I remember when, in 1999, the FDA approved Vioxx, a pain reliever that went on to kill an estimated 50,000 Americans. According to whistleblowers the FDA not only had the data to prevent the tragedy, they obstructed the investigation.
I also remember the inspiring story of Frances Kelsea, an FDA physician who in 1960 refused to approve thalidomide despite approval in dozens of other countries, and industry pressure. The drug caused over 10,000 birth defects worldwide, but just 17 in the US where it was never approved.
Now, in 2024, the FDA is on the verge of approving a third Alzheimer’s Disease drug. The first was Aduhelm in 2021, the second was Leqembi, in 2023. Donanemab, the third, is under review. The three are extremely similar. They’re all monoclonal antibodies, they all reduce amyloid plaques in the brain, and they all don’t work.
In the 1980s researchers discovered amyloid plaques were associated with Alzheimer’s, spawning the ‘amyloid hypothesis’. If the plaques cause cognitive decline, it was hoped, removing them may slow or even reverse Alzheimer’s.

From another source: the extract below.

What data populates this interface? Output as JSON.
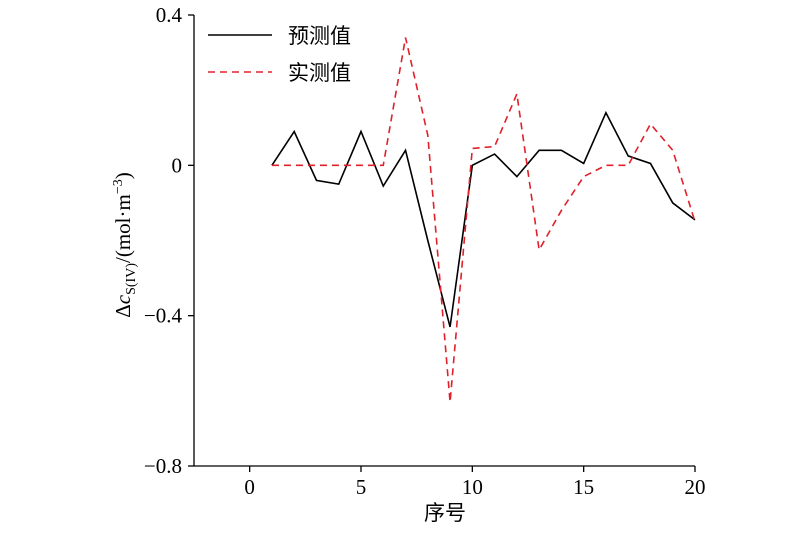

Unfortunately, the theory has been dashed. First, studies show many with Alzheimer’s have no brain amyloid. Second, scientific reviews show at least 72 anti-amyloid agents have been researched, and none have worked. This includes nine monoclonal antibodies, a class that has failed so miserably and consistently a 2021 meta-analysis announced “the time has come to divert therapeutic efforts away from AAB [amyloid] immunotherapy.”
Abject failure is certainly the case for Aduhelm. Two FDA studies were halted early for futility, and an expert panel voted 9-1 against approval (the FDA approved it anyway). Meanwhile, Leqembi ‘slowed cognitive decline’ by just 0.45 points on an 18-point scale, less than half the 1-point minimum deemed meaningful. Finally, the donanemab trial used a 144-point scale and reported a 3-point edge, well below the 9-point minimum determined by the company's own research.
These failures highlight a crucial distinction: statistical versus clinical differences. Studies often find a ‘statistical’—meaning mathematically identifiable—difference between groups. But research is a human task and thus inherently biased, so trial results commonly lean toward the drug. Particularly in large trials (the Alzheimer’s trials enrolled thousands) this often leads to a ‘statistical’ difference.
But a clinical difference affects people’s lives. Which is why there are thousands of studies examining and meticulously defining the ‘minimal clinically important difference’ for scales like those in the Alzheimer’s trials. Those studies tell us the ‘differences’ in the antibody drug trials were so small that people with the disease, their families, and their doctors, would literally never notice them. In other words, they’re not real differences.
Another issue may also be confusing starry-eyed loyalists. The drugs removed amyloid plaques quite effectively—a finding that effectively closes the door on the amyloid hypothesis. Vanquishing amyloid plaques didn’t help people with Alzheimer’s.
The chicanery of parading differences well below the thresholds for true benefit is happening now for a reason: We’re heading into a perfect storm of potential profit for AD drugs. Nearly 7 million in the US have symptomatic Alzheimer’s, with an expected doubling by 2050. This will likely balloon with the use of new, flawed blood tests that severely over-diagnose Alzheimer’s. And the drug, given through IV infusions, costs nearly $30K per year (not including infusion costs, facility fees, and other charges).
A final tidbit: The drugs cause brain swelling, headaches, confusion, and occasionally death—in huge numbers. Donanemab, the latest, caused 24% of people’s brains to swell, while another 9% suffered infusion reactions. That’s 1 in 3 people seriously harmed by the drug, and zero helped. What’s worse, as noted in these pages, one can always expect the harms to be greater and the benefits smaller than reported in trials.
As the FDA wrestles with the amyloid drugs, it seems natural to remember the agency’s performance on harmful drugs of the past. But an effective Alzheimer’s treatment should bring back different memories.